Analysis of germinal aging in Paramecium caudatum by micronuclear transplantation

The role of the micronucleus in the age-dependent increase in mortality after conjugation in Paramecium has been investigated using micronuclear transplantation. The clone of Paramecium caudatum used for this study had a lifespan of about 750 fissions. In this clone, the fission rate began to decrease about 450 fissions after conjugation. Mortality after selfing conjugation also began to appear at about 450 fissions and gradually increased with clonal age. Cells at about 650 fissions showed 10–70% survival after selfing conjugation but when their micronuclei were transplanted into amicronucleate cells of about 450 fissions, the progeny survival increased to 70–90%. When micronuclei from cells 700–750 fissions old were transplanted into amicronucleate cells of 100–150 fissions, however, increase in progeny survival was very rare. The results indicate that micronuclei in cells up to the age of 650 fissions can function normally if the cytoplasmic environment is young.     

Disturbance of the determination of germinal and somatic nuclei by heat shock in Paramecium caudatum

During conjugation of Paramecium caudatum, nuclear determination occurs soon after the third postzygotic division: one of the four anterior nuclei becomes the micronucleus and the remaining three degenerate, while four posterior nuclei differentiate into macronuclear anlagen. Macronuclear differentiation is supposed to be dependent on a cytoplasmic differentiation factor. In this study, postzygotic cells were subjected to heat shock for 30 min and nuclear changes were observed by staining with carbol fuchsin solution. When heat shock was initiated during the period from metaphase to telophase of the third postzygotic division, cells showed an excess of macronuclear anlagen and were typically amicronucleate. Abnormal nuclear localization around the end of the third (last) postzygotic division may explain the origin of these kinds of cells. A similar phenomenon appeared after treatment with actinomycin D or emetine. Since heat shock did not inhibit macronuclear differentiation but destroyed the formation of micronuclei, some factor(s) probably plays an essential role in nuclear determination, especially in the protection of the micronuclei.     
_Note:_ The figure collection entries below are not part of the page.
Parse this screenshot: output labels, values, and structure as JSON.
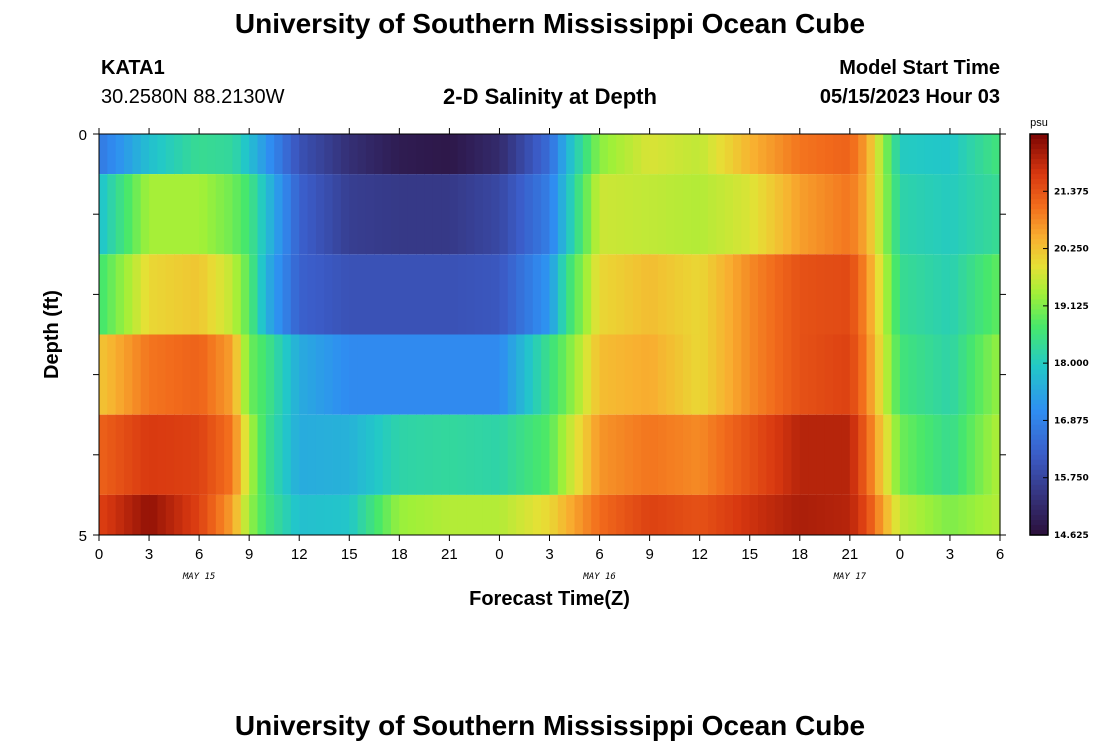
{
  "header": {
    "title": "University of Southern Mississippi Ocean Cube",
    "station": "KATA1",
    "coords": "30.2580N  88.2130W",
    "plot_title": "2-D Salinity at Depth",
    "model_start_label": "Model Start Time",
    "model_start_value": "05/15/2023 Hour 03"
  },
  "footer": {
    "title": "University of Southern Mississippi Ocean Cube"
  },
  "chart_data": {
    "type": "heatmap",
    "title": "2-D Salinity at Depth",
    "xlabel": "Forecast Time(Z)",
    "ylabel": "Depth (ft)",
    "ylim": [
      0,
      5
    ],
    "y_tick_labels": [
      "0",
      "5"
    ],
    "x_tick_labels": [
      "0",
      "3",
      "6",
      "9",
      "12",
      "15",
      "18",
      "21",
      "0",
      "3",
      "6",
      "9",
      "12",
      "15",
      "18",
      "21",
      "0",
      "3",
      "6"
    ],
    "date_labels": [
      "MAY 15",
      "MAY 16",
      "MAY 17"
    ],
    "x_hours_start": 0,
    "x_hours_end": 54,
    "colorbar": {
      "unit": "psu",
      "min": 14.625,
      "max": 22.5,
      "ticks": [
        "21.375",
        "20.250",
        "19.125",
        "18.000",
        "16.875",
        "15.750",
        "14.625"
      ]
    },
    "rows_depth_ft": [
      "0-0.5",
      "0.5-1.5",
      "1.5-2.5",
      "2.5-3.5",
      "3.5-4.5",
      "4.5-5"
    ],
    "keyframes_hours": [
      0,
      3,
      6,
      8,
      9,
      10,
      12,
      15,
      18,
      21,
      24,
      27,
      28,
      30,
      33,
      36,
      39,
      42,
      45,
      46,
      48,
      51,
      54
    ],
    "salinity_rows": [
      [
        16.7,
        17.8,
        18.4,
        18.3,
        17.8,
        17.2,
        16.0,
        15.3,
        14.9,
        14.8,
        15.2,
        16.5,
        17.6,
        19.2,
        19.8,
        19.6,
        20.4,
        21.0,
        21.2,
        20.6,
        18.0,
        17.9,
        18.6
      ],
      [
        17.8,
        19.4,
        19.4,
        19.0,
        18.6,
        17.8,
        16.3,
        15.6,
        15.5,
        15.5,
        15.8,
        16.8,
        17.8,
        19.7,
        19.6,
        19.5,
        19.8,
        20.6,
        21.0,
        20.5,
        18.2,
        18.0,
        18.4
      ],
      [
        18.6,
        20.0,
        20.2,
        19.6,
        18.8,
        17.6,
        16.3,
        16.0,
        16.0,
        16.0,
        16.1,
        17.2,
        18.4,
        20.0,
        20.3,
        20.0,
        20.8,
        21.4,
        21.5,
        20.8,
        18.4,
        18.1,
        18.9
      ],
      [
        20.2,
        21.0,
        21.2,
        20.6,
        19.0,
        18.6,
        17.5,
        17.0,
        17.0,
        17.0,
        17.0,
        18.5,
        19.0,
        20.3,
        20.5,
        20.0,
        20.8,
        21.4,
        21.6,
        20.9,
        18.6,
        18.2,
        19.3
      ],
      [
        21.2,
        21.7,
        21.6,
        21.0,
        19.5,
        18.5,
        17.5,
        17.6,
        18.2,
        18.3,
        18.2,
        18.8,
        19.5,
        20.7,
        21.0,
        20.8,
        21.4,
        22.0,
        22.0,
        21.2,
        19.0,
        18.4,
        19.5
      ],
      [
        21.6,
        22.3,
        21.6,
        20.6,
        19.3,
        18.6,
        17.8,
        17.9,
        19.3,
        19.5,
        19.5,
        20.0,
        20.4,
        21.1,
        21.6,
        21.4,
        21.8,
        22.1,
        22.0,
        21.5,
        19.6,
        19.1,
        19.5
      ]
    ]
  }
}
Inactivation of a macronuclear intra-S-phase checkpoint in Tetrahymena thermophila with caffeine affects the integrity of the micronuclear genome

Aphidicolin (APH), an inhibitor of DNA polymerase α, arrested cell divisions in Tetrahymena thermophila. Surprisingly, low concentrations of APH induced an increase of macronuclear DNA content and cell size in non-dividing cells. In spite of the cell size increase, most proliferation of basal bodies, ciliogenesis and development of new oral primordia were prevented by the APH treatment. The division arrest induced by APH was partly overridden by caffeine (CAF) treatment, which caused the fragmentation ("pulverization") of the chromosomes in G2 micronuclei. Somatic progeny of dividers with pulverized micronuclei (APH+CAF strains) contained aneuploid and amicronucleate cells. The amicronucleate cells, after losing their oral structures and most of their cilia, and undergoing progressive disorganization of cortical structures, assumed an irregular shape ("crinkled") and were nonviable. "Crinkled" cells were not formed after APH + CAF treatment of the amicronuclear BI3840 strain, which contains some mic-specific sequences in its macronucleus. Most of the APH +CAF strains had a typical "*"- like conjugation phenotype: they did not produce pronuclei, but received them unilaterally from their mates and retained old macronuclei. However, 4 among 100 APH+CAF clones induced arrest at meiotic metaphase I in their wt mates. It is likely that the origin of such clones was enhanced by chromosome pulverization.